As it relates to a mortgage, convertible debt would be any type of arrangement that allowed the conversion of the outstanding balance owed into equity. This factor can come in very handy in the event that the borrower defaults on the repayment terms associated with the mortgage. The mortgage holder can choose to convert the debt into equity and thus be in a position to recover from the loss created by the default.
In terms of other types of securities, such as a corporate security, convertible debt is sometimes used to refer to the ability to exchange one type of security issued by the corporation for a different type of security. For example, an outstanding bond issue that has terms and conditions that allow the bond to be converted into shares of common stock would be considered an example of convertible debt. While this option does not necessarily have to be exercised, the terms usually define how the conversion would take place and at what price each share of stock would be issued.
Convertible debt is sometimes referred to as one of the several hybrid investment models in common use today. This option is often a mechanism that provides the holder of the debt with some added security, and options on how to proceed in the event that the debt is endangered in some manner, such as in a default situation. The decision to structure a security as convertible can be made for a number of reasons, including projections for some future event that would make the conversion more advantageous for all parties involved.

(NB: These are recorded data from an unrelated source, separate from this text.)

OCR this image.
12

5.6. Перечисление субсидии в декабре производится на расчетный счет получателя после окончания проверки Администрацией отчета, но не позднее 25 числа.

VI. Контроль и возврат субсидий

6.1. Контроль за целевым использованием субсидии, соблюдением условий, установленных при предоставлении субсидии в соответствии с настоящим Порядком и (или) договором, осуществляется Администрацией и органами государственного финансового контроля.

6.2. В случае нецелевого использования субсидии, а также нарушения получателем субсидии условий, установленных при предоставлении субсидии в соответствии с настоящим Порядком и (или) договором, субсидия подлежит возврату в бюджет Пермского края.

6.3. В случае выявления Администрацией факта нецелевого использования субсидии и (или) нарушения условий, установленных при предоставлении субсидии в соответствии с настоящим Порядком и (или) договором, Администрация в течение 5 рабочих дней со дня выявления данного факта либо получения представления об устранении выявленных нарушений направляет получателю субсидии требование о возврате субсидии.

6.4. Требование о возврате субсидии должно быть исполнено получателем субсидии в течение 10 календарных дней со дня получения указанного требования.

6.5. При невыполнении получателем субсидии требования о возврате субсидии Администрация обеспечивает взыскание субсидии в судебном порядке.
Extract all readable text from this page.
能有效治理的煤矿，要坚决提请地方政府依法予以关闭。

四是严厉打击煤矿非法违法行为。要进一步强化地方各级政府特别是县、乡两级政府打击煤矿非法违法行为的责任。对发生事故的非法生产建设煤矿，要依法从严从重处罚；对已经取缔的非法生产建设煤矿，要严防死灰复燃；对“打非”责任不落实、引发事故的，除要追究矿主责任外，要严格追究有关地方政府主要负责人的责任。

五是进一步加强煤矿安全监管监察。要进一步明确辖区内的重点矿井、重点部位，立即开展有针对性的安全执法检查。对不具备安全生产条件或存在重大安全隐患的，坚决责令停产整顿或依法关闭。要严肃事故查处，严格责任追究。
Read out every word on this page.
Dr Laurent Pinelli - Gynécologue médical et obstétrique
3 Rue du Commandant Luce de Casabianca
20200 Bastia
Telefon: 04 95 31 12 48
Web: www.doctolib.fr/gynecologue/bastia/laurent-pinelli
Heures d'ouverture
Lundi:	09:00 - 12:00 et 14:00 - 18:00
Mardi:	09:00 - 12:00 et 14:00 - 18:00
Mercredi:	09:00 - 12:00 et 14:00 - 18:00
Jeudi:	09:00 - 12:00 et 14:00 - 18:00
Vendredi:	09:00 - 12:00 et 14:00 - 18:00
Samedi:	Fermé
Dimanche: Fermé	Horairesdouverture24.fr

However, any investor should be advised to consider the terms and conditions associated with the specific transaction before entering into any agreement involving convertible debt.

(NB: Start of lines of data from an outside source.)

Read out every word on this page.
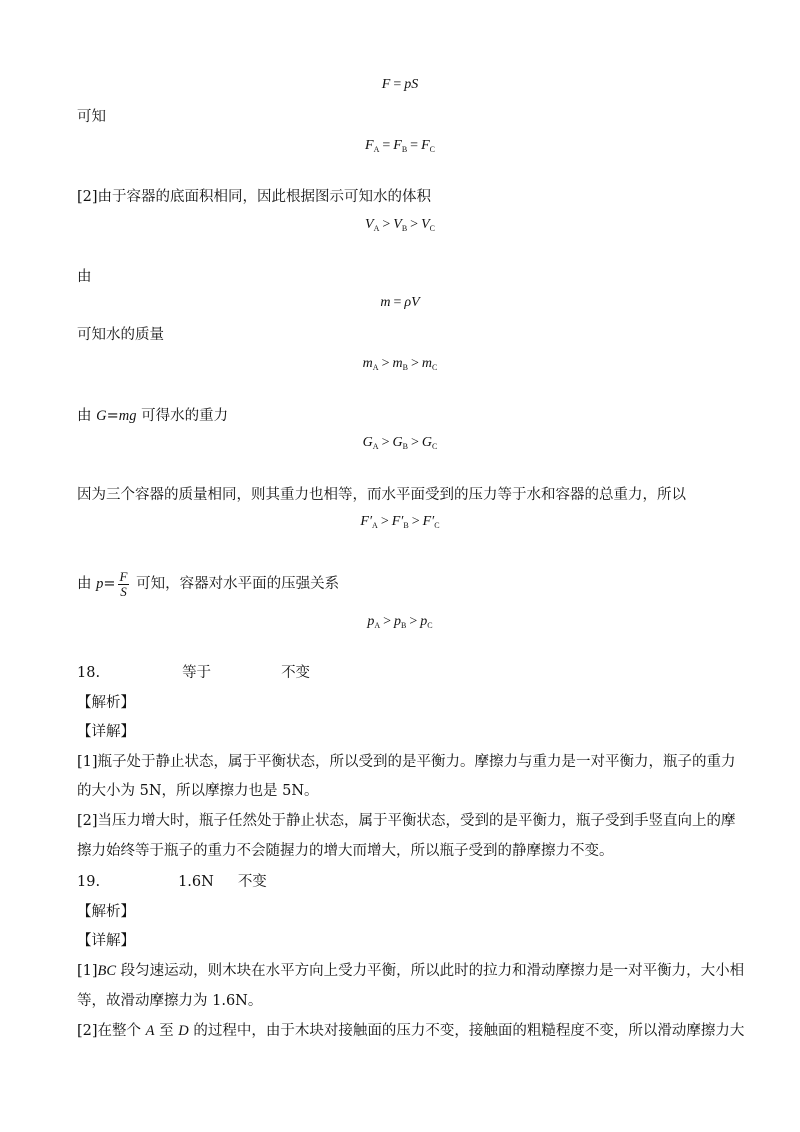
F = pS
可知
$F_A = F_B = F_C$
[2]由于容器的底面积相同，因此根据图示可知水的体积
$V_A > V_B > V_C$
由
m = ρV
可知水的质量
$m_A > m_B > m_C$
由 G=mg 可得水的重力
$G_A > G_B > G_C$
因为三个容器的质量相同，则其重力也相等，而水平面受到的压力等于水和容器的总重力，所以
$F'_A > F'_B > F'_C$
由 $p= \frac{F}{S}$ 可知，容器对水平面的压强关系
$p_A > p_B > p_C$
18.	等于	不变
【解析】
【详解】
[1]瓶子处于静止状态，属于平衡状态，所以受到的是平衡力。摩擦力与重力是一对平衡力，瓶子的重力
的大小为 5N，所以摩擦力也是 5N。
[2]当压力增大时，瓶子任然处于静止状态，属于平衡状态，受到的是平衡力，瓶子受到手竖直向上的摩
擦力始终等于瓶子的重力不会随握力的增大而增大，所以瓶子受到的静摩擦力不变。
19.	1.6N 不变
【解析】
【详解】
[1]BC 段匀速运动，则木块在水平方向上受力平衡，所以此时的拉力和滑动摩擦力是一对平衡力，大小相
等，故滑动摩擦力为 1.6N。
[2]在整个 A 至 D 的过程中，由于木块对接触面的压力不变，接触面的粗糙程度不变，所以滑动摩擦力大
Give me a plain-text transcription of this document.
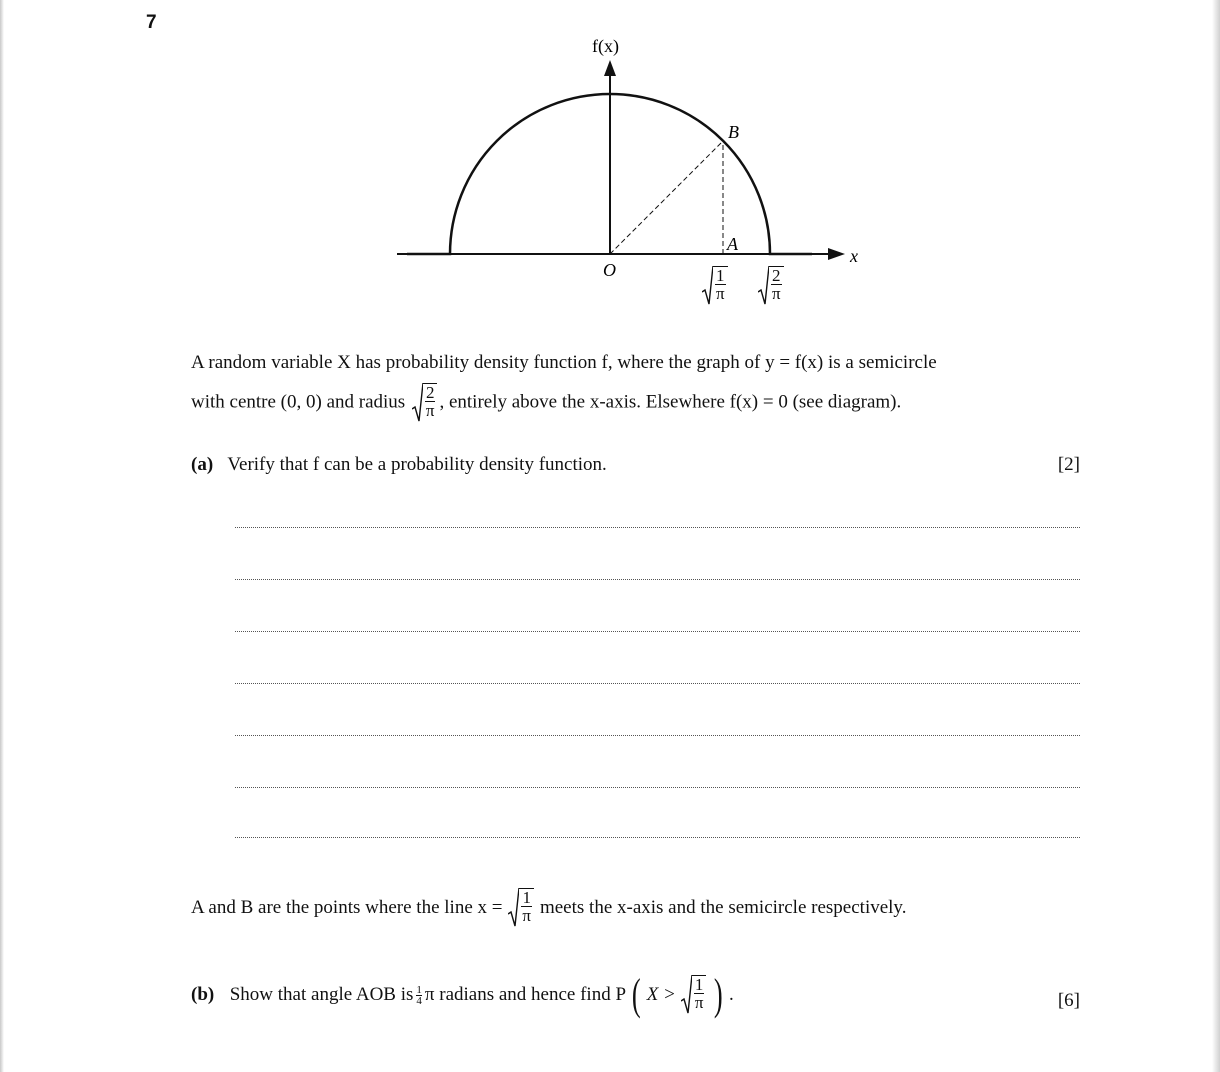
7
f(x)
x
O
A
B
$\frac{1}{\pi} \frac{2}{\pi}$
A random variable X has probability density function f, where the graph of y = f(x) is a semicircle
with centre (0, 0) and radius $\frac{2}{\pi}$ , entirely above the x-axis. Elsewhere f(x) = 0 (see diagram).
(a) Verify that f can be a probability density function.	[2]
A and B are the points where the line $x = \frac{1}{\pi}$ meets the x-axis and the semicircle respectively.
(b)
Show that angle AOB is $\frac{1}{4}$ π radians and hence find P ( $X > \frac{1}{\pi}$ ) .	[6]
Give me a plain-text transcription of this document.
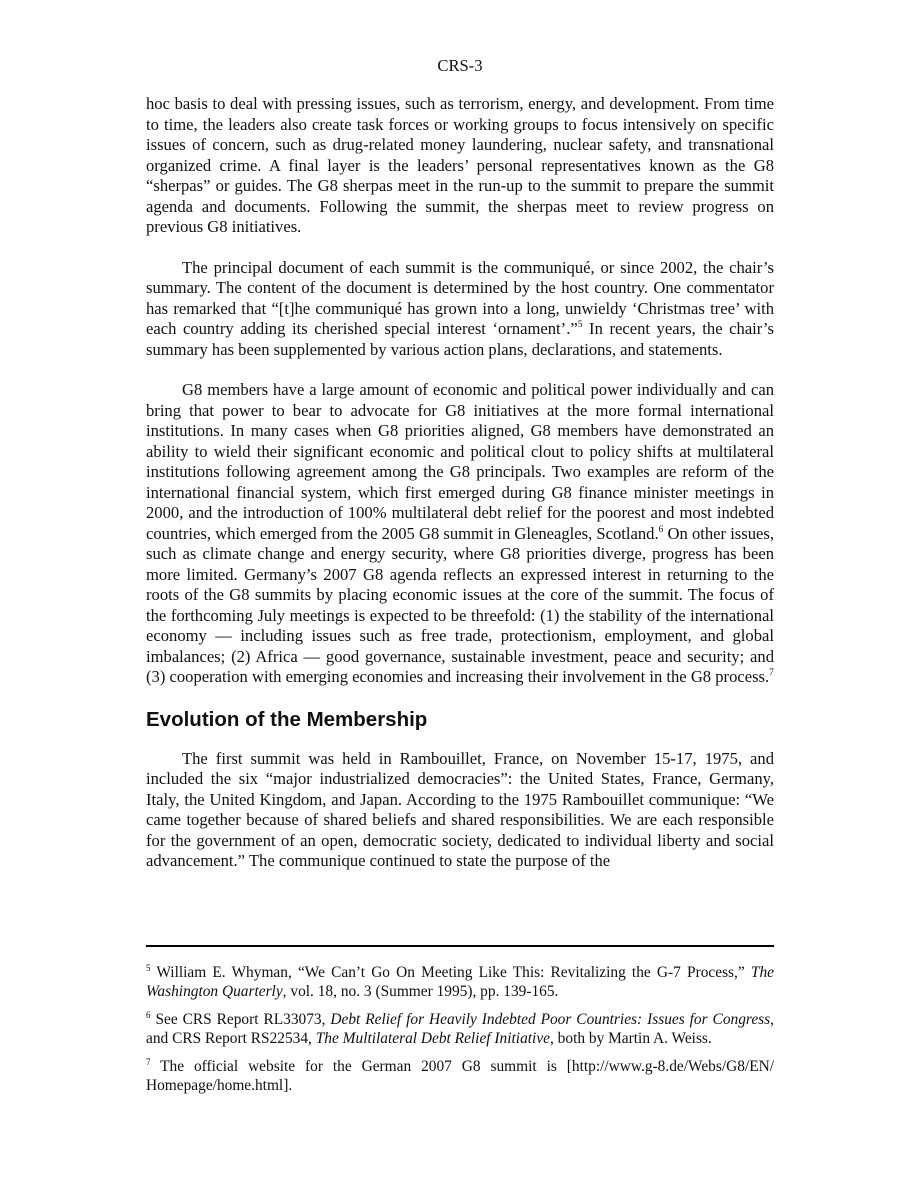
CRS-3

hoc basis to deal with pressing issues, such as terrorism, energy, and development. From time to time, the leaders also create task forces or working groups to focus intensively on specific issues of concern, such as drug-related money laundering, nuclear safety, and transnational organized crime. A final layer is the leaders’ personal representatives known as the G8 “sherpas” or guides. The G8 sherpas meet in the run-up to the summit to prepare the summit agenda and documents. Following the summit, the sherpas meet to review progress on previous G8 initiatives.

The principal document of each summit is the communiqué, or since 2002, the chair’s summary. The content of the document is determined by the host country. One commentator has remarked that “[t]he communiqué has grown into a long, unwieldy ‘Christmas tree’ with each country adding its cherished special interest ‘ornament’.”$^5$ In recent years, the chair’s summary has been supplemented by various action plans, declarations, and statements.

G8 members have a large amount of economic and political power individually and can bring that power to bear to advocate for G8 initiatives at the more formal international institutions. In many cases when G8 priorities aligned, G8 members have demonstrated an ability to wield their significant economic and political clout to policy shifts at multilateral institutions following agreement among the G8 principals. Two examples are reform of the international financial system, which first emerged during G8 finance minister meetings in 2000, and the introduction of 100% multilateral debt relief for the poorest and most indebted countries, which emerged from the 2005 G8 summit in Gleneagles, Scotland.$^6$ On other issues, such as climate change and energy security, where G8 priorities diverge, progress has been more limited. Germany’s 2007 G8 agenda reflects an expressed interest in returning to the roots of the G8 summits by placing economic issues at the core of the summit. The focus of the forthcoming July meetings is expected to be threefold: (1) the stability of the international economy — including issues such as free trade, protectionism, employment, and global imbalances; (2) Africa — good governance, sustainable investment, peace and security; and (3) cooperation with emerging economies and increasing their involvement in the G8 process.$^7$

Evolution of the Membership

The first summit was held in Rambouillet, France, on November 15-17, 1975, and included the six “major industrialized democracies”: the United States, France, Germany, Italy, the United Kingdom, and Japan. According to the 1975 Rambouillet communique: “We came together because of shared beliefs and shared responsibilities. We are each responsible for the government of an open, democratic society, dedicated to individual liberty and social advancement.” The communique continued to state the purpose of the

$^5$ William E. Whyman, “We Can’t Go On Meeting Like This: Revitalizing the G-7 Process,” The Washington Quarterly, vol. 18, no. 3 (Summer 1995), pp. 139-165.

$^6$ See CRS Report RL33073, Debt Relief for Heavily Indebted Poor Countries: Issues for Congress, and CRS Report RS22534, The Multilateral Debt Relief Initiative, both by Martin A. Weiss.

$^7$ The official website for the German 2007 G8 summit is [http://www.g-8.de/Webs/G8/EN/ Homepage/home.html].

Investing in convertible debt in which the conversion option kicks in when the company is in danger of default is risky.
If a company can't pay on its original debt, there is a good chance it will not be able to pay dividends on equity upon conversion.
In addition, if a defaulted company cannot restructure or refinance its debt, it may be forced to file bankruptcy.
Existing equity holders rarely recover anything in a bankruptcy case.
As a result, if you are dealing with a company that includes a default conversion clause, it may be wiser to buy high-yield or other bond offerings from that company to better ensure a chance of recovery in the event of financial disaster.